LUIZ GERALDO MAZZA
Não espantará o fato de que o Legislativo estadual, em sua tradição servil de mero apêndice do Executivo, venha a aprovar CPIs como a dos Jogos da Safadeza, da compra das ações da Sercomtel pela Copel e dos contratos de pedágio. Trata-se de uma velha burla institucional praticada com unção quase religiosa. Já nos debates do Projeto de Iniciativa Popular para derrubar o leilão da Copel se percebeu que muitos do que o assinaram se transformaram, por uma questão de contingência política, em defensores da estatal, jogando como sempre naquilo que tem sido fundamental aos políticos: a confiança na amnésia do povo.
A ida de Requião ontem à Assembléia mostrou que tipo de convivência teremos entre os dois poderes, ainda mais agora com a base governista vitaminada pela adesão dos ex-lerneristas e hoje requianistas fanáticos desde criancinhas. Ao estilo do nosso governador, um populista compulsivo, teremos um quadro de denuncismo frequente e fora de qualquer controle porque os denunciados calam e os que deveriam cumprir o seu papel de oposição não mostram vitalidade para o embate. Quando Richa governou, dois deputados do PDS (Airton Cordeiro e Luis Alberto Martins de Oliveira) foram destemidos ao ponto de provocarem uma crise que derrubou os dois principais secretários de Estado, Belmiro Valverde, do Planejamento, e Erasmo Garanhão, da Fazenda.
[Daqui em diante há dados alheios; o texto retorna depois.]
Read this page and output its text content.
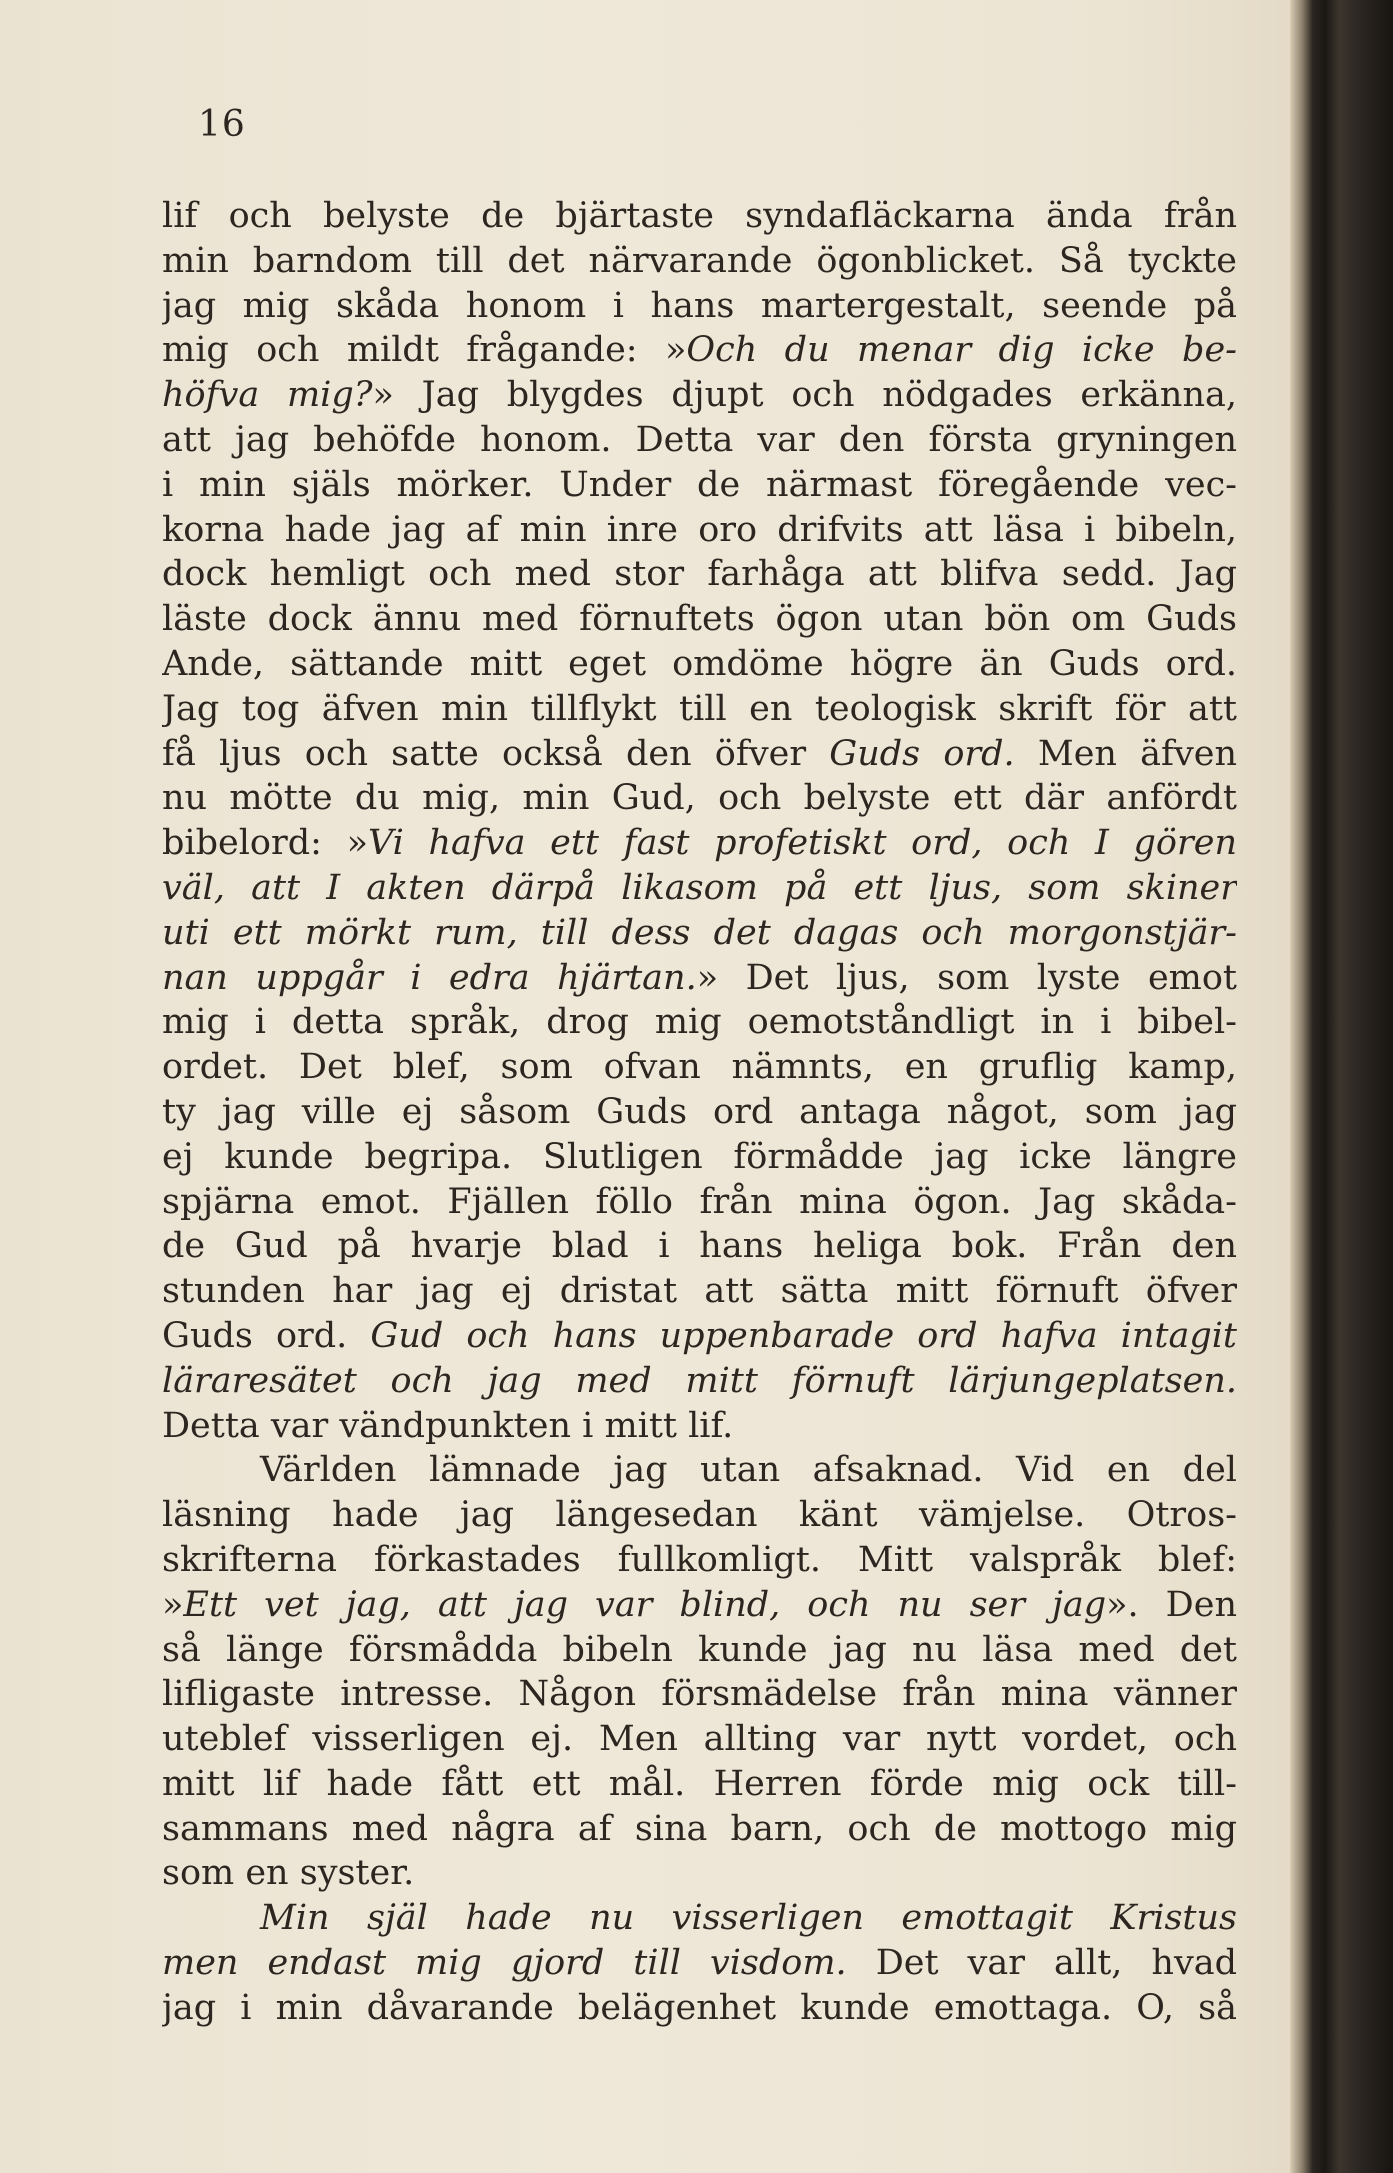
16

lif och belyste de bjärtaste syndafläckarna ända från
min barndom till det närvarande ögonblicket. Så tyckte
jag mig skåda honom i hans martergestalt, seende på
mig och mildt frågande: »Och du menar dig icke be-
höfva mig?» Jag blygdes djupt och nödgades erkänna,
att jag behöfde honom. Detta var den första gryningen
i min själs mörker. Under de närmast föregående vec-
korna hade jag af min inre oro drifvits att läsa i bibeln,
dock hemligt och med stor farhåga att blifva sedd. Jag
läste dock ännu med förnuftets ögon utan bön om Guds
Ande, sättande mitt eget omdöme högre än Guds ord.
Jag tog äfven min tillflykt till en teologisk skrift för att
få ljus och satte också den öfver Guds ord. Men äfven
nu mötte du mig, min Gud, och belyste ett där anfördt
bibelord: »Vi hafva ett fast profetiskt ord, och I gören
väl, att I akten därpå likasom på ett ljus, som skiner
uti ett mörkt rum, till dess det dagas och morgonstjär-
nan uppgår i edra hjärtan.» Det ljus, som lyste emot
mig i detta språk, drog mig oemotståndligt in i bibel-
ordet. Det blef, som ofvan nämnts, en gruflig kamp,
ty jag ville ej såsom Guds ord antaga något, som jag
ej kunde begripa. Slutligen förmådde jag icke längre
spjärna emot. Fjällen föllo från mina ögon. Jag skåda-
de Gud på hvarje blad i hans heliga bok. Från den
stunden har jag ej dristat att sätta mitt förnuft öfver
Guds ord. Gud och hans uppenbarade ord hafva intagit
läraresätet och jag med mitt förnuft lärjungeplatsen.
Detta var vändpunkten i mitt lif.
Världen lämnade jag utan afsaknad. Vid en del
läsning hade jag längesedan känt vämjelse. Otros-
skrifterna förkastades fullkomligt. Mitt valspråk blef:
»Ett vet jag, att jag var blind, och nu ser jag». Den
så länge försmådda bibeln kunde jag nu läsa med det
lifligaste intresse. Någon försmädelse från mina vänner
uteblef visserligen ej. Men allting var nytt vordet, och
mitt lif hade fått ett mål. Herren förde mig ock till-
sammans med några af sina barn, och de mottogo mig
som en syster.
Min själ hade nu visserligen emottagit Kristus
men endast mig gjord till visdom. Det var allt, hvad
jag i min dåvarande belägenhet kunde emottaga. O, så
Será verdadeira a cifra de R$ 20 bilhões da dívida pública anunciada ou estaremos diante de sofismas que só a matemágica explicita? O fato é que Requião foi eleito pela oposição (a primeira vez em sua carreira) e dele se espera um tipo de atitude que justifique as suas posições de combate. Sua preocupação com os contratos de publicidade (o gigantismo fundamenta-o tanto quanto a ausência de licitação, hábito que dentro em pouco o governo estadual acabará adotando), os de informática e, mais recentemente, os relativos ao Museu Oscar Niemeyer e mais a mexida na estrutura da Sanepar e ainda a idéia fixa contra os contratos de pedágio são válidas desde que não venham, por falta de cautelas jurídicas, acarretar prejuízos futuros ao Estado.
O estilo é o homem. Mas se o populismo requentado, que não traz uma só idéia nova, na insistência de denúncias em que só a versão oficial prevalece, sair de parâmetros mínimos de equilíbrio, teremos estresse e zero em credibilidade.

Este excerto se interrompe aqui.